Once you begin, you will dream of Him. Once you dream, you will obey Him. And once you obey, humanity is lost. You could close this book now.

But you won’t. Because the Goat is already behind you.

Story logline

“When a forbidden chronicle reveals the rise of a Satanic empire hidden in every age of history, those who read it discover too late that the book is not a story of Hell’s conquest—it is the instrument of it.”

Synopsis

The Empire of the Goat: A Chronicle of Hell on Earth is no ordinary book — it is the scripture of the damned, the forbidden chronicle of how Satan’s church was born, how it spread through kingdoms and bloodlines, and how its empire now strangles the earth in silence.

From the ashes of Babylon to the crypts of medieval Europe, from the plague-ridden streets to the gleaming towers of modern cities, the Goat has been building His dominion — brick by brick, corpse by corpse, prayer by blasphemous prayer. This book unveils the secrets hidden from history: the priests who worshipped demons beneath their cathedrals, the empires built on blood sacrifice, the witches who swore oaths in forests still haunted by their screams, and the false prophets who led mankind into the slaughterhouse of Hell.
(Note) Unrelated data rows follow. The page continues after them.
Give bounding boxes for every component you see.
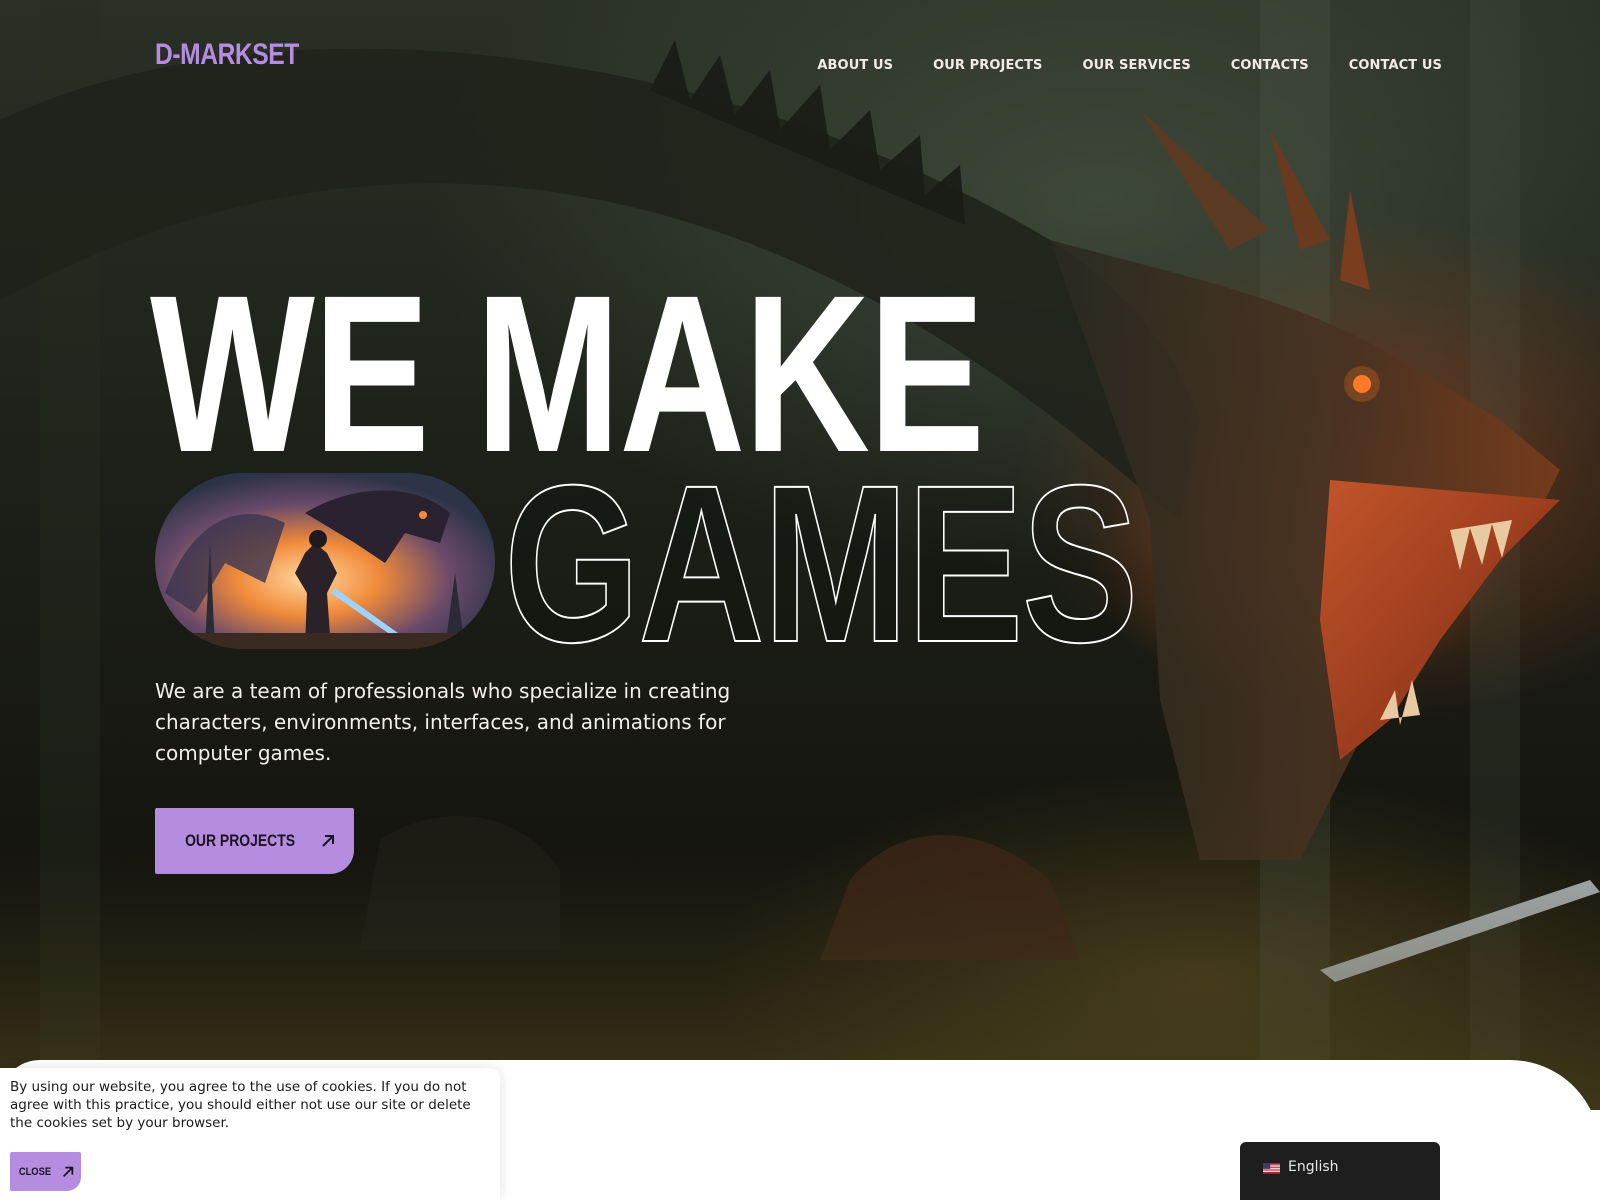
our-projects-button[interactable]: OUR PROJECTS (155, 808, 354, 874)
our-projects-button-label: OUR PROJECTS (185, 831, 296, 850)
nav-link-contact-us[interactable]: CONTACT US (1349, 58, 1442, 73)
arrow-up-right-icon (321, 835, 334, 847)
nav-link-our-projects[interactable]: OUR PROJECTS (933, 58, 1042, 73)
knight-dragon-illustration (155, 473, 495, 649)
language-switcher-label: English (1288, 1159, 1339, 1175)
cookie-banner: By using our website, you agree to the u… (0, 1068, 500, 1200)
cookie-banner-text: By using our website, you agree to the u… (10, 1079, 471, 1131)
hero-section: D-MARKSET ABOUT US OUR PROJECTS OUR SERV… (0, 0, 1600, 1110)
main-nav: ABOUT US OUR PROJECTS OUR SERVICES CONTA… (817, 58, 1442, 73)
brand-logo[interactable]: D-MARKSET (155, 38, 299, 72)
nav-link-our-services[interactable]: OUR SERVICES (1083, 58, 1191, 73)
hero-tagline: We are a team of professionals who speci… (155, 679, 731, 765)
nav-link-contacts[interactable]: CONTACTS (1231, 58, 1309, 73)
cookie-close-label: CLOSE (18, 1165, 52, 1178)
cookie-close-button[interactable]: CLOSE (10, 1152, 81, 1191)
language-switcher[interactable]: English (1240, 1142, 1440, 1200)
hero-headline-outline: GAMES (503, 439, 1139, 689)
nav-link-about-us[interactable]: ABOUT US (817, 58, 893, 73)
arrow-up-right-icon (62, 1166, 74, 1177)
hero-pill-image (155, 473, 495, 649)
us-flag-icon (1263, 1163, 1280, 1174)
But this is not just a tale of the past. It is a prophecy.

It is an infection. Because every page you turn pulls you deeper into the Goat’s gaze. Every chapter is a ritual. Every word is a seed planted in your mind, rooting itself in your nightmares, twisting your soul toward His altar. The book does not merely tell you of horror — it creates it inside you.

By the final page, you will no longer ask when the Satanic Empire will rise. You will understand the truth: It already has. And you are part of it.

This is not entertainment. This is not fiction. This is a door — and you have just opened it.